Sam’s hat is still as I left it, ages ago. Maybe I’ll bring my knitting stuff to the house this weekend, since it seems I only need to do the night shift and won’t have to be running around all day.
While in Madrid, I baked. If you follow me on Instagram, you have probably seen the pictures already (if you don’t follow me there yet, do it! Make me happy!). I baked some vegan cookies (made some un-vegan adjustments, for lack of ingredients), and also an all-time favourite cake (namely, a cake I’ve only done once before), the Chocolate & Caramel Ombre Cake.
All for my mum’s birthday, all were a hit. The cookies were a bit harder than intended, but the taste was great. For the cake, I also had to improvise because of lack of ingredients, but it also tasted amazing (it was a bit drier this time).
I also decorated the cake by sprinkling some edible gold dust, and then made a cake topper (which took me a whole day to cut out of cardboard, by the way).
I love this cake… It’s so relatively easy to make, and so yummy, and everyone loves the ombre effect when you cut it open! Even when I make it, and I’m no cake expert!

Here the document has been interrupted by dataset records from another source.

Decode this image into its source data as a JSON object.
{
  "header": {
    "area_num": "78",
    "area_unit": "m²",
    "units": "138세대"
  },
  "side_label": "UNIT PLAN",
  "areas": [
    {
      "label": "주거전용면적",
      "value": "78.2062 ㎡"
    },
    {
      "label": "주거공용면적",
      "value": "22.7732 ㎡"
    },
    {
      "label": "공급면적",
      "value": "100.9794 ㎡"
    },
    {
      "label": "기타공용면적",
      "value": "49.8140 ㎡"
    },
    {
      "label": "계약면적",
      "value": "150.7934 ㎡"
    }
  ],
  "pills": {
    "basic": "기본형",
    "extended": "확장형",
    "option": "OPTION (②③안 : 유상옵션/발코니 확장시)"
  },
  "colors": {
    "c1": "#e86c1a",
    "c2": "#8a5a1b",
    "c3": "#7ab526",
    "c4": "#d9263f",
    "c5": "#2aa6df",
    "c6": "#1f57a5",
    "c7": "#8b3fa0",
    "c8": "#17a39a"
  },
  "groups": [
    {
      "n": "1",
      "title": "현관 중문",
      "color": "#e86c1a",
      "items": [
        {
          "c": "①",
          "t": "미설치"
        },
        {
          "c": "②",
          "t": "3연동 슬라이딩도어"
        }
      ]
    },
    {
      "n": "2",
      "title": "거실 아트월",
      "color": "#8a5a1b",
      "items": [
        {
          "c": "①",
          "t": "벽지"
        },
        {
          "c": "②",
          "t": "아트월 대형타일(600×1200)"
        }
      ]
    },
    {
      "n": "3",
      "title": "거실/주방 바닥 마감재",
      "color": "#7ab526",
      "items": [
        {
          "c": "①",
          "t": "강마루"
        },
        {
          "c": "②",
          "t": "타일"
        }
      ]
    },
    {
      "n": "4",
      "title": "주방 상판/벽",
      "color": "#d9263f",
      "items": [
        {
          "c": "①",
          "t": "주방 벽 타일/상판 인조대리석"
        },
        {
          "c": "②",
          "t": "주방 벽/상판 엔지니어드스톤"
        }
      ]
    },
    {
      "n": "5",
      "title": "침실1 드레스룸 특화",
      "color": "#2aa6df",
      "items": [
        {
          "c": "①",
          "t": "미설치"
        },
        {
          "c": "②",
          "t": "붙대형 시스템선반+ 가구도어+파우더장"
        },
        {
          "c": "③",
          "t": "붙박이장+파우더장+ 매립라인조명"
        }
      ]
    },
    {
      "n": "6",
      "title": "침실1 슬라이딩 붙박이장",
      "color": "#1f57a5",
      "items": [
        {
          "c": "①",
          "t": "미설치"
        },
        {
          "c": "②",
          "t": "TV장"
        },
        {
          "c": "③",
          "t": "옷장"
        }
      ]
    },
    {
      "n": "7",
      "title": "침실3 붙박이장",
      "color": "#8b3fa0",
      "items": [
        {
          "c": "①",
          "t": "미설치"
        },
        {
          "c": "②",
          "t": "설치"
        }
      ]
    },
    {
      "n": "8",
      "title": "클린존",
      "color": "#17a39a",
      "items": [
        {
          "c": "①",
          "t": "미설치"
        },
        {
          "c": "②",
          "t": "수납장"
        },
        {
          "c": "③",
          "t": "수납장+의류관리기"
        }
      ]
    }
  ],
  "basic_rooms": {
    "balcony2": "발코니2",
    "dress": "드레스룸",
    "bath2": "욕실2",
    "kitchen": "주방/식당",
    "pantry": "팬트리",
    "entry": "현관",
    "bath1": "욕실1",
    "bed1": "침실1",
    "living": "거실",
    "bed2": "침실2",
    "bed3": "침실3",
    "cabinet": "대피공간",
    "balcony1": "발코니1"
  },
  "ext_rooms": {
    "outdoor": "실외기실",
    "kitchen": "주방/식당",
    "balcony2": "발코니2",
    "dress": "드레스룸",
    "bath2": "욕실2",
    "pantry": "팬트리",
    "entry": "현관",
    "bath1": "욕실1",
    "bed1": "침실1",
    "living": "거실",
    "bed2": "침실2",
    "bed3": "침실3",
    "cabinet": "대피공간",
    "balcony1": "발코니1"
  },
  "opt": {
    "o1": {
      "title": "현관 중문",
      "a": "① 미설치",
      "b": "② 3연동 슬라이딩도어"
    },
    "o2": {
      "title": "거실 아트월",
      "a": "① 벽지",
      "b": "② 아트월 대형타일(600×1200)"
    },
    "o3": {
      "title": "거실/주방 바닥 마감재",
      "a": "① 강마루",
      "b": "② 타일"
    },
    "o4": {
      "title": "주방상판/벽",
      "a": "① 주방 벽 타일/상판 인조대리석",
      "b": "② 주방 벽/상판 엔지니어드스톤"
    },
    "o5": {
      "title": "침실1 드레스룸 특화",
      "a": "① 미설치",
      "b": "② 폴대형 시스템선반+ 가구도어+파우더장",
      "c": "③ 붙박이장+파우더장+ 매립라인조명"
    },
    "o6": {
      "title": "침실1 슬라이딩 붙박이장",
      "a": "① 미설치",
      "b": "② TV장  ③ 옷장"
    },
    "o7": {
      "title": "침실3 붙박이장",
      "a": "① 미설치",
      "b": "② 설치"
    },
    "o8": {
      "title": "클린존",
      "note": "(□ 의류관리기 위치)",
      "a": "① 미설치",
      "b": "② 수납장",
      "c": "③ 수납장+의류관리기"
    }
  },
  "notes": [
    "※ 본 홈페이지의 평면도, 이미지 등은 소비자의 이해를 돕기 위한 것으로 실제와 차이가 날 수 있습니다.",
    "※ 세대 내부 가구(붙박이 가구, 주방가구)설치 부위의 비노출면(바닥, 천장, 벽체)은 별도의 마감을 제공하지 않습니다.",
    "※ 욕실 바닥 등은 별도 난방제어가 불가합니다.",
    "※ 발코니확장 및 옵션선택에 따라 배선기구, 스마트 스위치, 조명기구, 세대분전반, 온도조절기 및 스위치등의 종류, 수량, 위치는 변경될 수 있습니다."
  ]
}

Unfortunately, I didn’t have time to make the harem pants (or to bake more!) as we were visiting family and I met with a couple of friends, but maybe next time.
I think, as a post to announce my return, I’m pretty much done. I think I’m going to lie down now and watch an episode of one of my series, maybe even have a nap. Maybe I’ll eat first…
So take care, and I’ll see you again on Wednesday!